Question

You make a parallel combination of resistors consisting of resistor A having a very large resistance and resistor B having a very small resistance. The equivalent resistance for this combination will be: a) slightly greater than the resistance of the resistor A. b) slightly less than the resistance of the resistor \(\mathrm{A}\). c) slightly greater than the resistance of the resistor B. d) slightly less than the resistance of the resistor B.

Short answer

Question: When a resistor A has a very large resistance (almost infinity) and a resistor B has a very small resistance (almost zero) are connected in parallel, the equivalent resistance of the parallel resistors will be _____: a) equal to the resistance of the resistor A b) equal to the resistance of the resistor B c) slightly greater than the resistance of the resistor B d) slightly smaller than the resistance of the resistor A Answer: c) slightly greater than the resistance of the resistor B

Step-by-step solution

Formula for parallel resistors

Recall the formula for calculating the equivalent resistance when two resistors are in parallel: \(R_{eq} = \frac{R_1 \times R_2}{R_1 + R_2}\)

Understand the problem

We are given that resistor A has a very large resistance (almost infinity) and resistor B has a very small resistance (almost zero). Let's consider their respective resistances as \(R_A\) and \(R_B\).

Apply the formula

Apply the formula for equivalent resistance with the given values: \(R_{eq} = \frac{R_A \times R_B}{R_A + R_B}\)

Analyze the result

Considering that \(R_A\) is very large and \(R_B\) is very small, the denominator (\(R_A + R_B\)) will be very close to \(R_A\) and the numerator (\(R_A \times R_B\)) will be a very small value compared to \(R_A\). Therefore, when divided, the equivalent resistance will be slightly greater than the very small resistance \(R_B\). Thus, the correct answer is: c) slightly greater than the resistance of the resistor B.

Key concepts

Equivalent Resistance

In electrical circuits, equivalent resistance simplifies complex connections by representing combined resistors as a single resistance value. For parallel resistors, the equivalent resistance is always less than the resistance of the smallest resistor in the group.
This occurs because, in a parallel circuit, each additional resistor provides another path for current to flow, effectively increasing the total current and thus reducing the overall resistance.
For two resistors placed in parallel, the equivalent resistance is calculated using the formula:

• Formula for parallel resistors: \( R_{eq} = \frac{R_1 \times R_2}{R_1 + R_2} \)

The equivalent resistance value allows us to replace the entire resistor network with a single resistor, simplifying analysis and understanding of the circuit's total behavior.

Resistor Combinations

Resistors can be combined in several ways to achieve desired resistance levels. The two common methods are series and parallel combinations. Each method impacts the total resistance in a circuit differently.

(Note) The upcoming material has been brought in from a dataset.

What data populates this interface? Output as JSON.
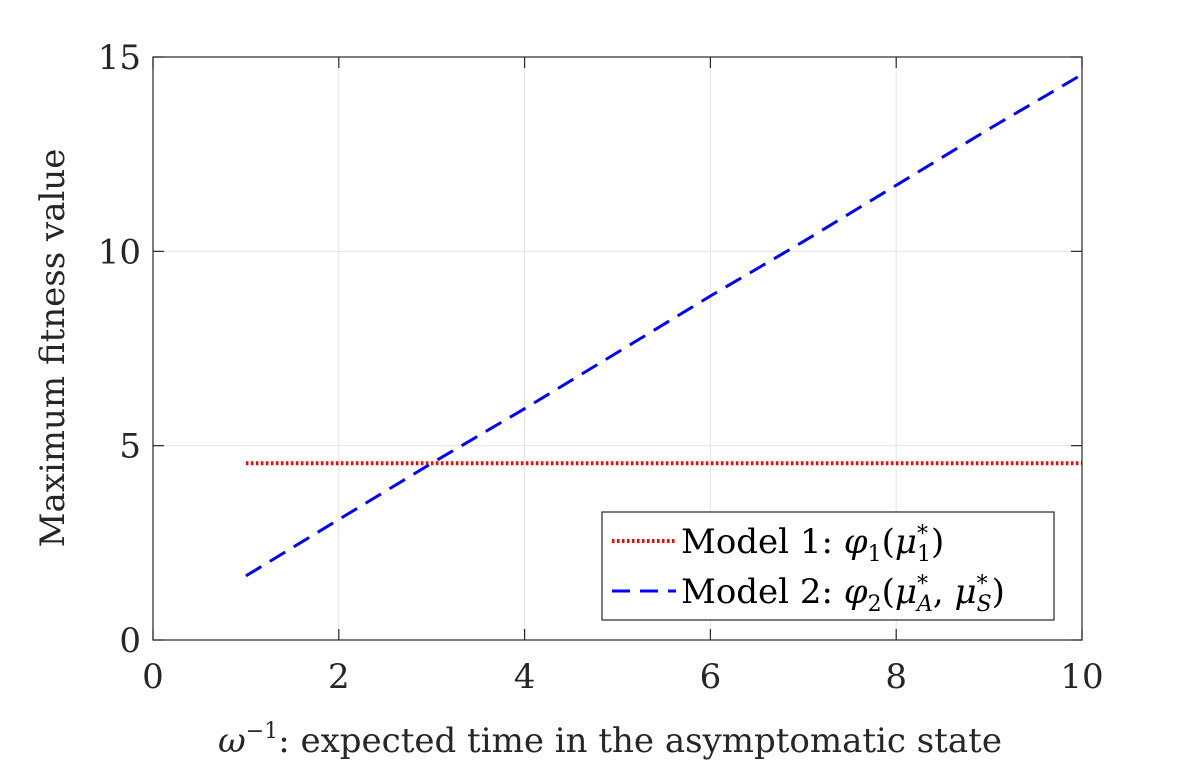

• Series Combination: Here, resistors are connected end-to-end, and the total resistance is simply the sum of individual resistances. The formula is \( R_{eq} = R_1 + R_2 + \ldots + R_n \).
• Parallel Combination: In this setup, resistors are connected across the same two points, sharing both nodes. The total resistance in a parallel circuit is less than the smallest individual resistor. The formula used is: \( \frac{1}{R_{eq}} = \frac{1}{R_1} + \frac{1}{R_2} + \ldots + \frac{1}{R_n} \).

Understanding these combinations helps in designing circuits to achieve particular current and voltage characteristics, as seen in most electronic devices.

Resistance Calculation

Calculating resistance, especially equivalent resistance in complex circuits, requires careful application of mathematical formulas. Here, attention to detail is critical.
For parallel combinations, the formula \( R_{eq} = \frac{R_1 \times R_2}{R_1 + R_2} \) simplifies the process, enabling straightforward calculations even if the resistors vary widely in value.
When assessing a circuit with both very high and very low resistance, like in the exercise, consider how each resistor contributes to the total. With one very large and one very small resistor:

• The larger resistor contributes minimally to the numerator \( R_A \times R_B \), making it close to the smaller resistance \( R_B \).
• The denominator \( R_A + R_B \) primarily reflects the larger resistance \( R_A \), keeping the overall equivalent resistance only marginally greater than the smallest \( R_B \).

This analytical approach assists in predicting how changes in resistor values can impact total circuit resistance.